The Copper market has shifted from surplus to a deficit of 50,000 tonnes, observes Commerzbank.

    by VT Markets
    /
    Jun 28, 2025

    In April, the copper market shifted into a 50,000-ton supply deficit, according to the International Copper Study Group data. Despite this, the first four months still recorded a supply surplus of 233,000 tons, similar to the previous year.

    The ICSG anticipates a surplus of nearly 300,000 tons by year’s end but suggests improvement in the supply situation is needed. Chinese copper smelters plan to boost exports to replenish the London Metal Exchange’s stocks, suggesting supply is currently adequate.

    Concerns about the US importing more copper due to potential tariffs have caused recent strong outflows of copper stocks both at the LME and in China. This trend is viewed as a central factor impacting the market situation.

    The copper market, by April, found itself in a minor shortage of 50,000 tonnes, though this came after a stretch of surplus that had built up earlier in the year. Over the January to April period, there was still a cumulative overhang of 233,000 tonnes, putting early-year supply well ahead of demand. That figure is more or less matching the prior year, meaning we’re not exactly in new territory from a fundamental view.

    The International Copper Study Group has projected that by December, the world will be sitting on a surplus nearing 300,000 tonnes. So, while April hints at tighter conditions, the broader picture shown in the data suggests that the cumulative stockpile remains a buffer. What happens between now and the final quarter could sway expectations dramatically, though the room to adjust these figures heavily depends on production continuity and shifts in refined copper flow.

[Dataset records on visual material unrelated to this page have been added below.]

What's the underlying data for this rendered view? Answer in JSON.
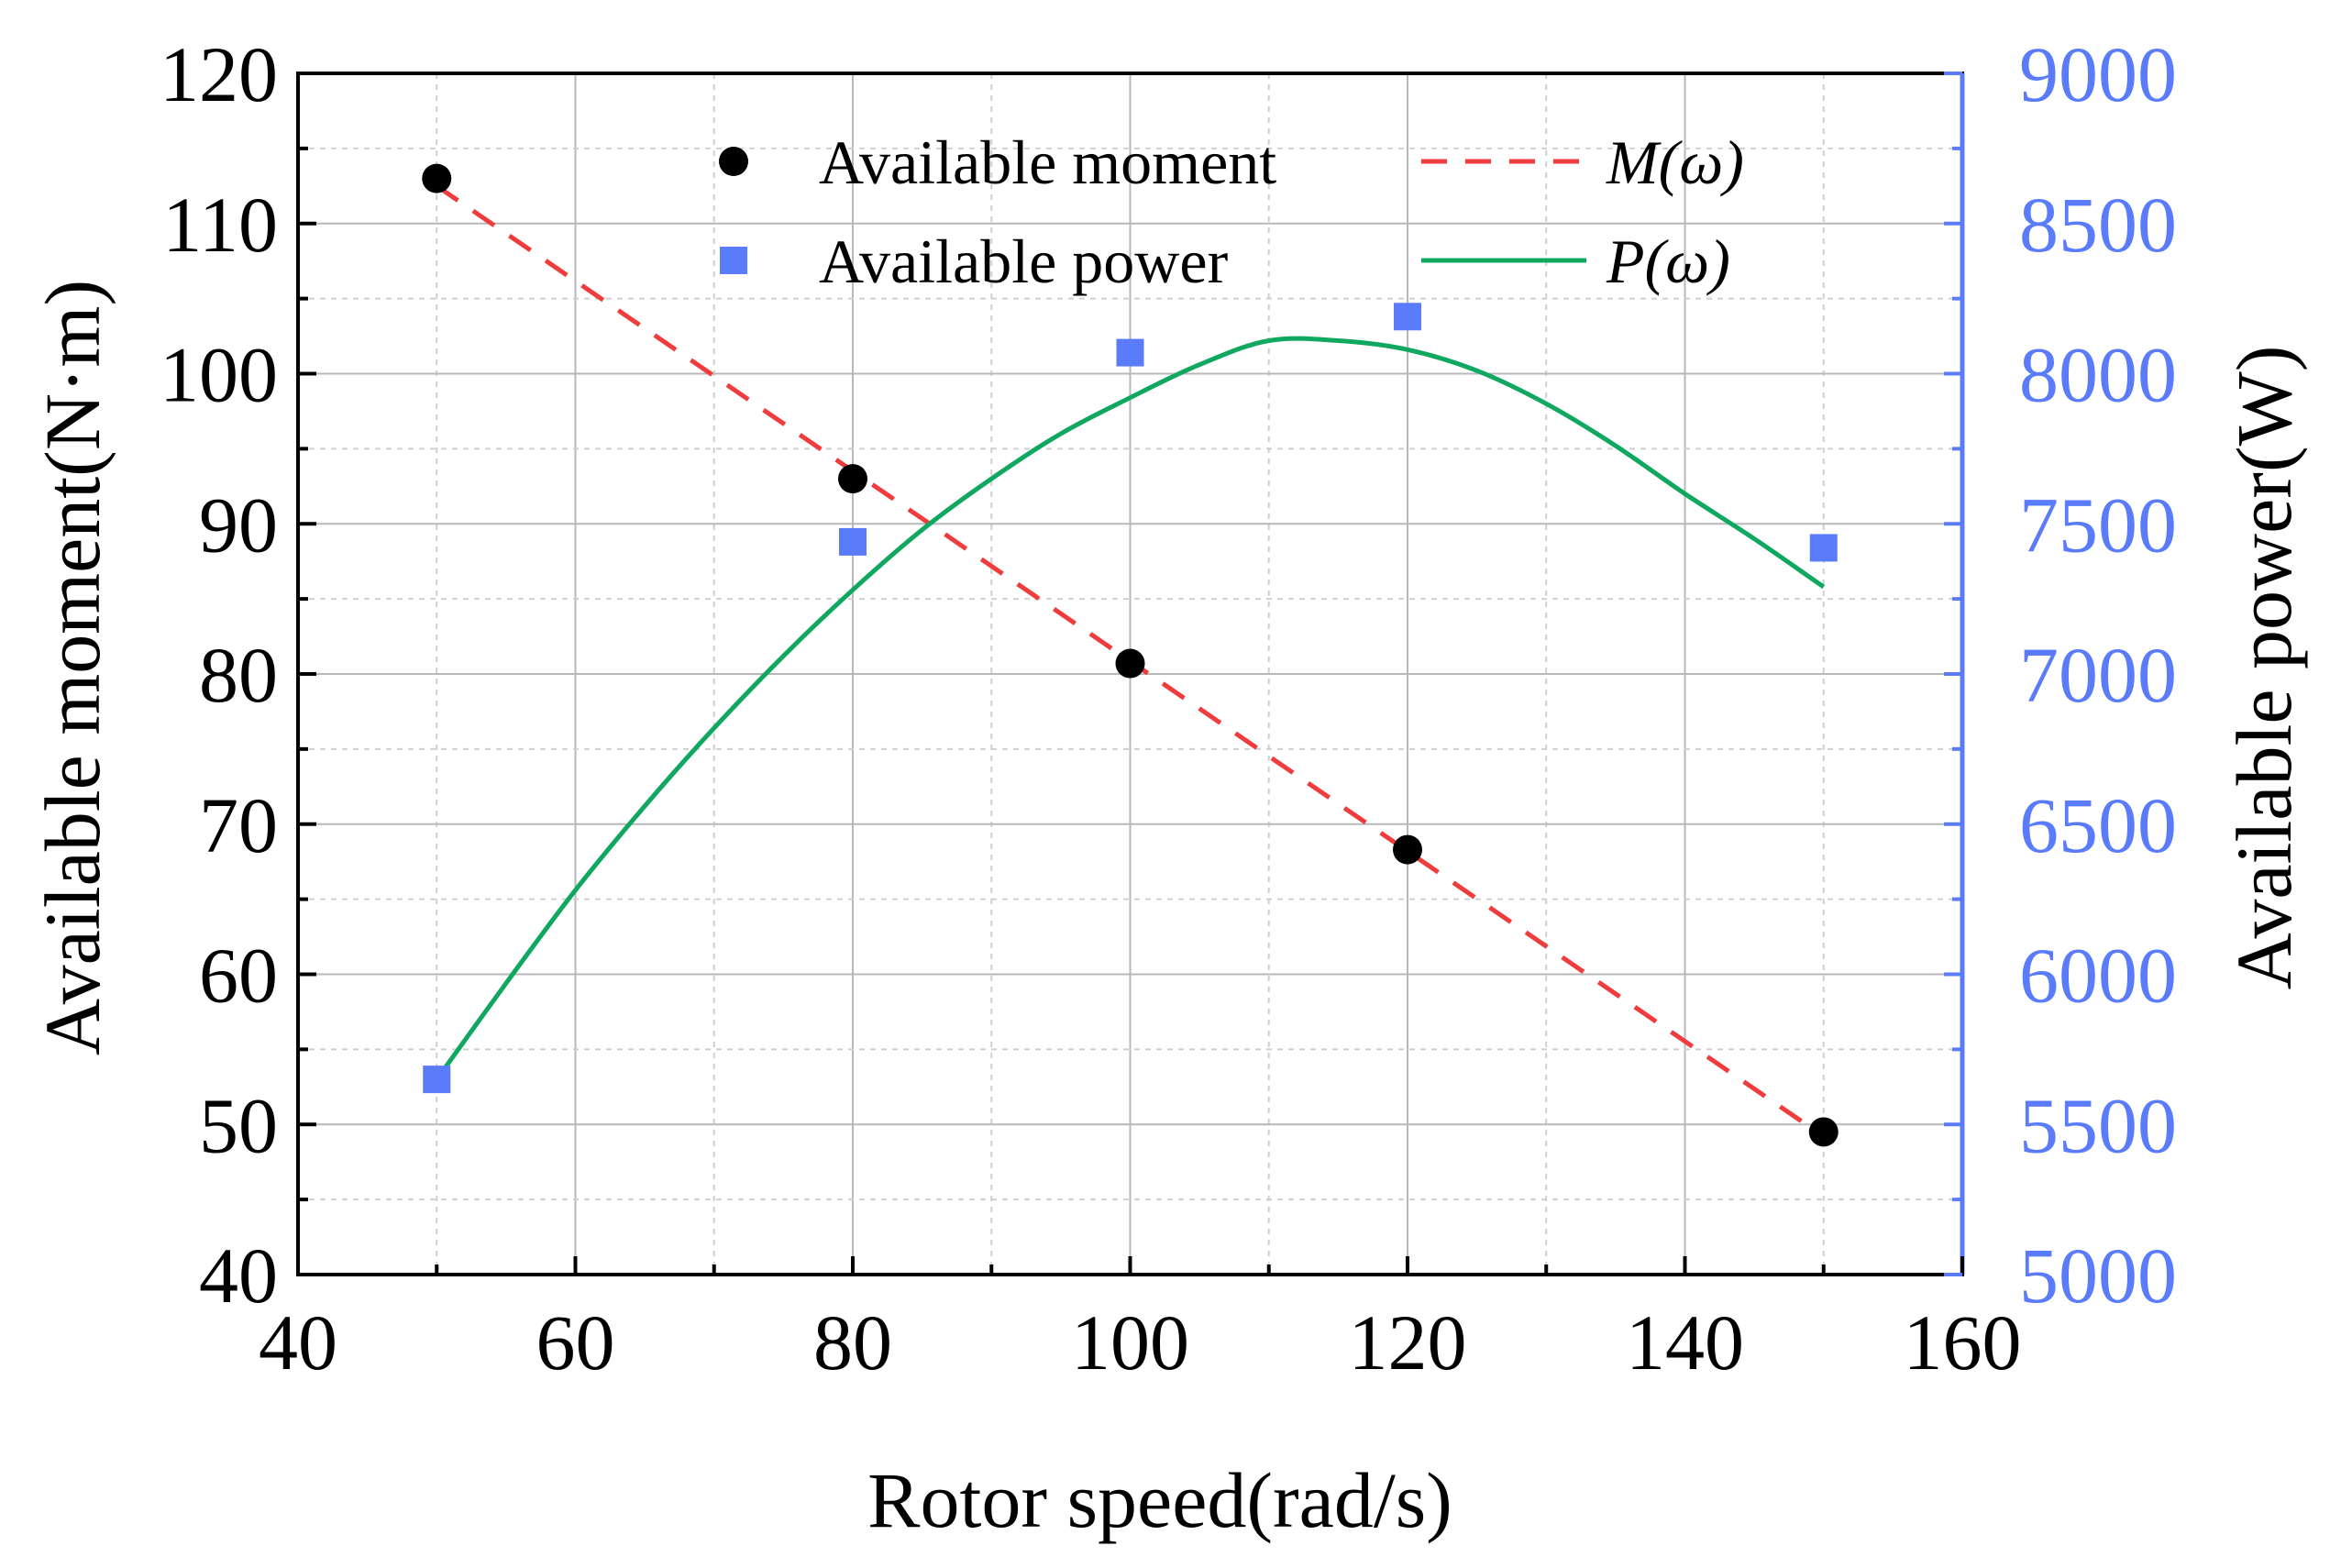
{
  "chart_data": {
    "type": "scatter",
    "title": "",
    "xlabel": "Rotor speed(rad/s)",
    "ylabel_left": "Available moment(N·m)",
    "ylabel_right": "Available power(W)",
    "x_range": [
      40,
      160
    ],
    "y_left_range": [
      40,
      120
    ],
    "y_right_range": [
      5000,
      9000
    ],
    "x_ticks": [
      40,
      60,
      80,
      100,
      120,
      140,
      160
    ],
    "y_left_ticks": [
      40,
      50,
      60,
      70,
      80,
      90,
      100,
      110,
      120
    ],
    "y_right_ticks": [
      5000,
      5500,
      6000,
      6500,
      7000,
      7500,
      8000,
      8500,
      9000
    ],
    "grid": true,
    "legend_position": "top",
    "right_axis_color": "#5b7cfa",
    "series": [
      {
        "name": "Available moment",
        "kind": "points",
        "marker": "circle",
        "axis": "left",
        "color": "#000000",
        "x": [
          50,
          80,
          100,
          120,
          150
        ],
        "y": [
          113,
          93,
          80.7,
          68.3,
          49.5
        ]
      },
      {
        "name": "Available power",
        "kind": "points",
        "marker": "square",
        "axis": "right",
        "color": "#5b7cfa",
        "x": [
          50,
          80,
          100,
          120,
          150
        ],
        "y": [
          5650,
          7440,
          8070,
          8190,
          7420
        ]
      },
      {
        "name": "M(ω)",
        "kind": "line",
        "dash": "dashed",
        "axis": "left",
        "color": "#f03c3c",
        "x": [
          50,
          150
        ],
        "y": [
          112.5,
          49.2
        ]
      },
      {
        "name": "P(ω)",
        "kind": "line",
        "dash": "solid",
        "axis": "right",
        "color": "#10a860",
        "x": [
          50,
          55,
          60,
          65,
          70,
          75,
          80,
          85,
          90,
          95,
          100,
          105,
          110,
          115,
          120,
          125,
          130,
          135,
          140,
          145,
          150
        ],
        "y": [
          5650,
          5970,
          6280,
          6560,
          6820,
          7060,
          7280,
          7480,
          7650,
          7800,
          7920,
          8030,
          8110,
          8110,
          8080,
          8010,
          7900,
          7760,
          7600,
          7450,
          7290
        ]
      }
    ]
  }
}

    On the export front, Chinese smelters are reportedly aiming to raise overseas deliveries. That move appears to be targeting depleted inventories held in official warehouses, particularly those governed by the London Metal Exchange. The action from China implies there’s confidence in domestic supply capacity, or at least enough stability right now to redirect metal outwards.

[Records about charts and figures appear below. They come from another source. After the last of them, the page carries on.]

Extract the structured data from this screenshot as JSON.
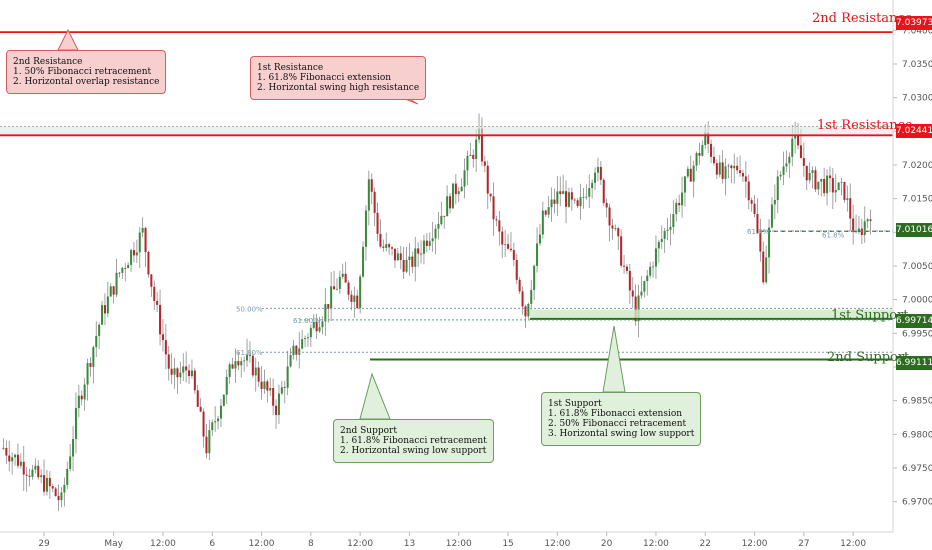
{
  "colors": {
    "resistance": "#e8141c",
    "support": "#2e6b22",
    "candle_up": "#3a8a3e",
    "candle_down": "#b2262c",
    "wick": "#8a8a8a",
    "fib": "#7a9aa8",
    "fib_green": "#4aa37a"
  },
  "levels": {
    "resistance2": {
      "label": "2nd Resistance",
      "price": 7.03973,
      "price_label": "7.03973"
    },
    "resistance1": {
      "label": "1st Resistance",
      "price": 7.02441,
      "price_label": "7.02441"
    },
    "current": {
      "price": 7.01016,
      "price_label": "7.01016"
    },
    "support1": {
      "label": "1st Support",
      "price": 6.99714,
      "price_label": "6.99714"
    },
    "support2": {
      "label": "2nd Support",
      "price": 6.99111,
      "price_label": "6.99111"
    }
  },
  "fib_labels": {
    "a": "50.00%",
    "b": "61.80%",
    "c": "61.80%",
    "d": "61.8%",
    "e": "61.8%"
  },
  "notes": {
    "r2": {
      "title": "2nd Resistance",
      "line1": "1. 50% Fibonacci retracement",
      "line2": "2. Horizontal overlap resistance"
    },
    "r1": {
      "title": "1st Resistance",
      "line1": "1. 61.8% Fibonacci extension",
      "line2": "2. Horizontal swing high resistance"
    },
    "s2": {
      "title": "2nd Support",
      "line1": "1. 61.8% Fibonacci retracement",
      "line2": "2. Horizontal swing low support"
    },
    "s1": {
      "title": "1st Support",
      "line1": "1. 61.8% Fibonacci extension",
      "line2": "2. 50% Fibonacci retracement",
      "line3": "3. Horizontal swing low support"
    }
  },
  "chart_data": {
    "type": "candlestick",
    "ylim": [
      6.9655,
      7.0445
    ],
    "y_ticks": [
      "7.04000",
      "7.03500",
      "7.03000",
      "7.02500",
      "7.02000",
      "7.01500",
      "7.01000",
      "7.00500",
      "7.00000",
      "6.99500",
      "6.99000",
      "6.98500",
      "6.98000",
      "6.97500",
      "6.97000"
    ],
    "y_tick_values": [
      7.04,
      7.035,
      7.03,
      7.025,
      7.02,
      7.015,
      7.01,
      7.005,
      7.0,
      6.995,
      6.99,
      6.985,
      6.98,
      6.975,
      6.97
    ],
    "x_ticks": [
      "29",
      "May",
      "12:00",
      "6",
      "12:00",
      "8",
      "12:00",
      "13",
      "12:00",
      "15",
      "12:00",
      "20",
      "12:00",
      "22",
      "12:00",
      "27",
      "12:00"
    ],
    "x_tick_index": [
      14,
      38,
      55,
      72,
      89,
      106,
      123,
      140,
      157,
      174,
      191,
      208,
      225,
      242,
      259,
      276,
      293
    ],
    "n_candles": 300,
    "close_path": [
      [
        0,
        6.978
      ],
      [
        8,
        6.975
      ],
      [
        16,
        6.972
      ],
      [
        20,
        6.97
      ],
      [
        26,
        6.985
      ],
      [
        34,
        6.998
      ],
      [
        40,
        7.004
      ],
      [
        48,
        7.01
      ],
      [
        52,
        7.0
      ],
      [
        58,
        6.988
      ],
      [
        64,
        6.99
      ],
      [
        70,
        6.978
      ],
      [
        75,
        6.985
      ],
      [
        80,
        6.992
      ],
      [
        86,
        6.99
      ],
      [
        94,
        6.984
      ],
      [
        100,
        6.992
      ],
      [
        110,
        6.998
      ],
      [
        116,
        7.003
      ],
      [
        122,
        7.0
      ],
      [
        126,
        7.018
      ],
      [
        130,
        7.008
      ],
      [
        140,
        7.005
      ],
      [
        150,
        7.012
      ],
      [
        158,
        7.018
      ],
      [
        164,
        7.024
      ],
      [
        168,
        7.014
      ],
      [
        172,
        7.008
      ],
      [
        176,
        7.006
      ],
      [
        180,
        6.998
      ],
      [
        186,
        7.012
      ],
      [
        192,
        7.016
      ],
      [
        198,
        7.013
      ],
      [
        204,
        7.02
      ],
      [
        212,
        7.008
      ],
      [
        218,
        6.998
      ],
      [
        224,
        7.006
      ],
      [
        230,
        7.012
      ],
      [
        236,
        7.018
      ],
      [
        242,
        7.024
      ],
      [
        248,
        7.018
      ],
      [
        254,
        7.02
      ],
      [
        258,
        7.015
      ],
      [
        262,
        7.004
      ],
      [
        266,
        7.016
      ],
      [
        272,
        7.024
      ],
      [
        278,
        7.018
      ],
      [
        284,
        7.017
      ],
      [
        290,
        7.016
      ],
      [
        294,
        7.009
      ],
      [
        300,
        7.014
      ]
    ],
    "annotations": [
      "2nd Resistance",
      "1st Resistance",
      "1st Support",
      "2nd Support"
    ]
  }
}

    That said, we’re seeing some remarkable inventory outflows, not just in London but from Chinese tracked stocks too. The market is clearly reacting to trade expectations—specifically, hints that the US may increase copper purchases amid possible tariffs. Policymaking in that area is starting to pull material into motion. The removal of metal from visible stores creates a tightening effect, at least perceptually, even when structural data points to ample supply.

    We’re treating these movements as deeply tied to a reactionary view rather than a full demand surge. It doesn’t suggest a new consumption boom, but more so an attempt to hedge before external policy pressures bite. Traders should stay close to physical flows: what’s going into warehouses, what’s getting redirected, and where stocks are vanishing quickest.

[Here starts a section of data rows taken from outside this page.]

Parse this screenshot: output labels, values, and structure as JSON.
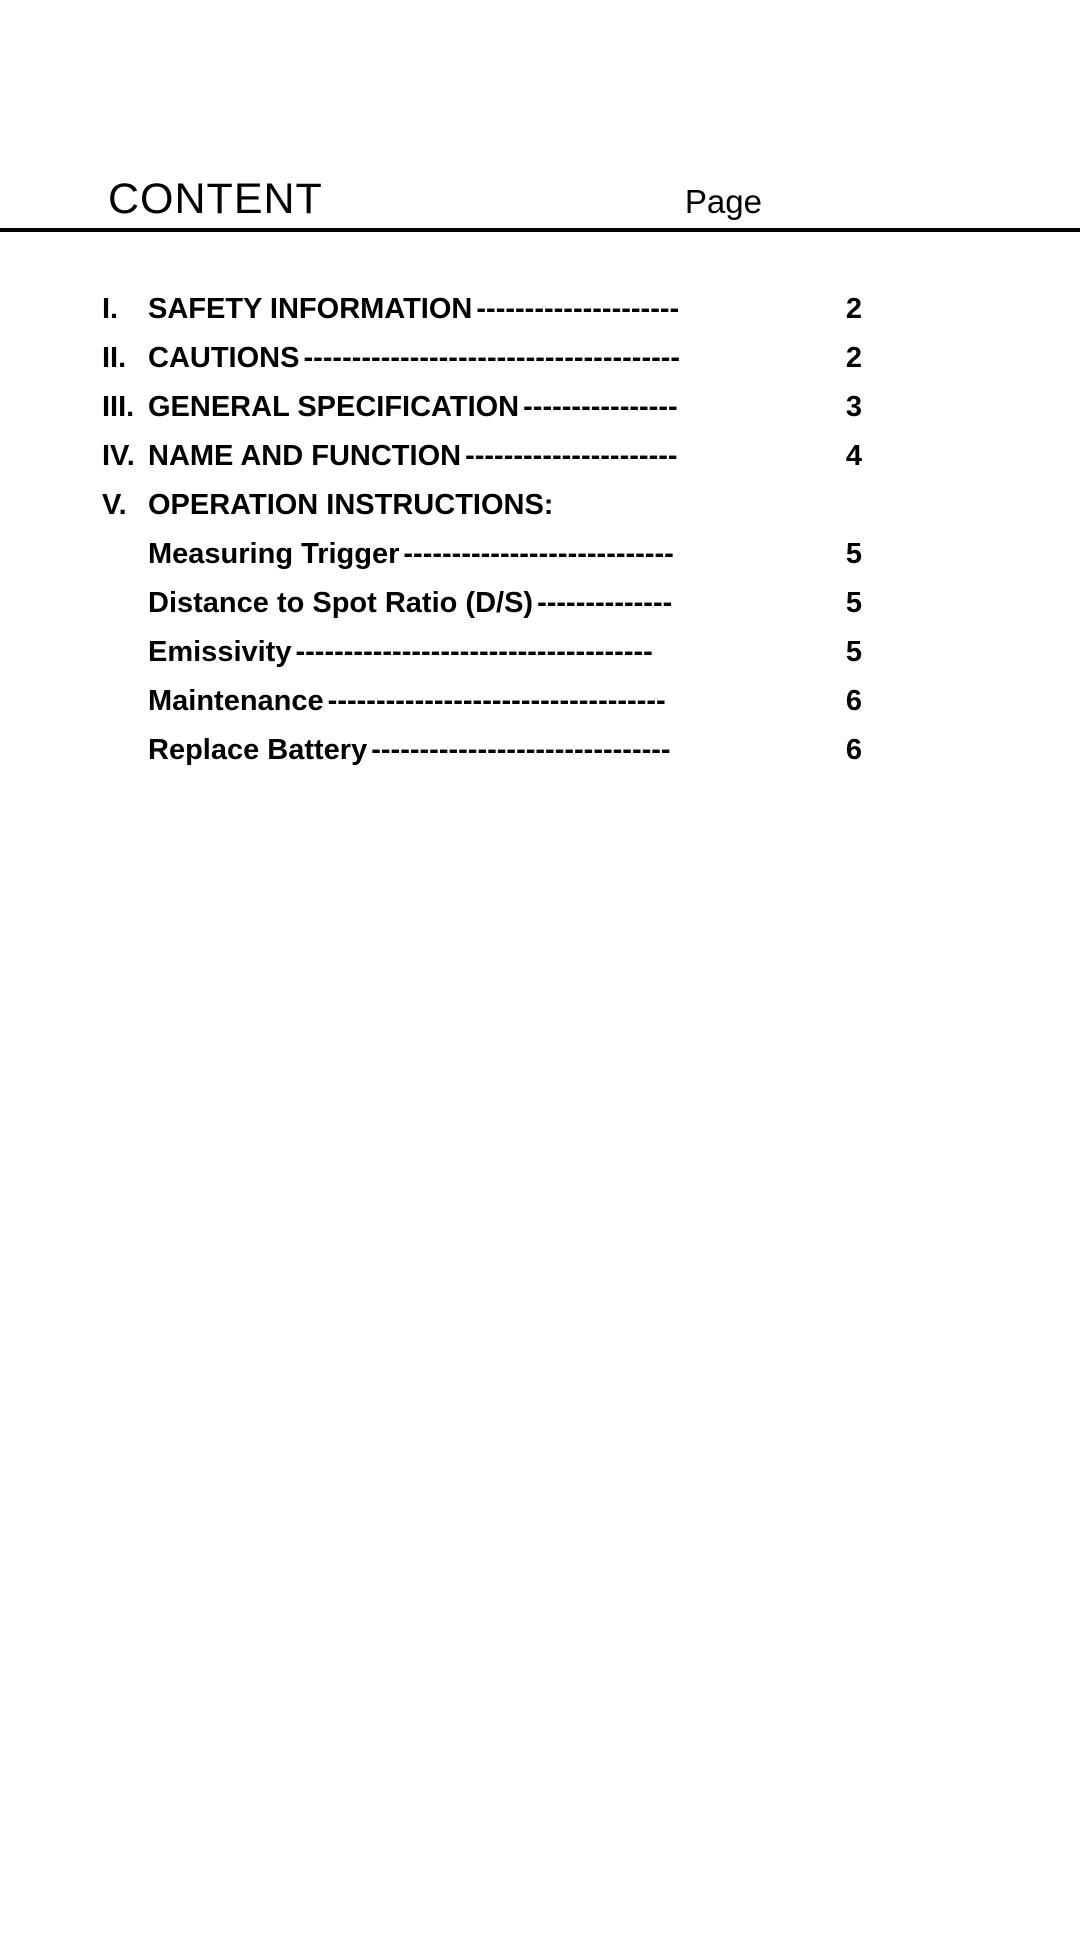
{
  "header": {
    "title": "CONTENT",
    "page_label": "Page"
  },
  "toc": {
    "items": [
      {
        "num": "I.",
        "title": "SAFETY INFORMATION",
        "dashes": "---------------------",
        "page": "2"
      },
      {
        "num": "II.",
        "title": "CAUTIONS",
        "dashes": "---------------------------------------",
        "page": "2"
      },
      {
        "num": "III.",
        "title": "GENERAL SPECIFICATION",
        "dashes": "----------------",
        "page": "3"
      },
      {
        "num": "IV.",
        "title": "NAME AND FUNCTION",
        "dashes": "----------------------",
        "page": "4"
      },
      {
        "num": "V.",
        "title": "OPERATION INSTRUCTIONS:",
        "dashes": "",
        "page": ""
      }
    ],
    "subitems": [
      {
        "title": "Measuring Trigger",
        "dashes": "----------------------------",
        "page": "5"
      },
      {
        "title": "Distance to Spot Ratio (D/S)",
        "dashes": "--------------",
        "page": "5"
      },
      {
        "title": "Emissivity  ",
        "dashes": "-------------------------------------",
        "page": "5"
      },
      {
        "title": "Maintenance",
        "dashes": "-----------------------------------",
        "page": "6"
      },
      {
        "title": "Replace Battery",
        "dashes": "-------------------------------",
        "page": "6"
      }
    ]
  },
  "style": {
    "background_color": "#ffffff",
    "text_color": "#000000",
    "divider_color": "#000000",
    "title_fontsize": 43,
    "page_label_fontsize": 33,
    "toc_fontsize": 29,
    "toc_line_height": 49,
    "toc_font_weight": "bold",
    "divider_height": 4
  }
}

    Inventories being drawn down this fast can trigger pricing that moves well ahead of fundamentals. If we base our decisions on flow alone, there’s a risk of getting caught out. What matters more now is tracking the response lag—how quickly producers and shippers adjust to dislocations in demand signals.

    Pay attention to shifts in trade policy and port data. If copper continues to exit warehouses while spot demand fails to rise in tandem, it tells us the restocking is not industrial in nature. It’s precautionary. That sort of market activity often fades once the immediate threat subsides. So, we should be aware of that gap forming between headline flows and real end-use.

    Expect daily volatility to remain high while these macro assumptions play out. Nearby contracts may get pushed around more by sentiment than scheduling. We ought to stay nimble with margin allocation and avoid extending risk exposure based on isolated supply squeezes. Instead, priorities should lean towards confirming long-range delivery trends and watching for where excess might come back into view.


    These weeks ahead are offering more clarity, yes, but also more opportunities for the wrong narratives to gain ground. We must keep recalibrating prices against actual consumption figures before acting on the headline stock moves alone.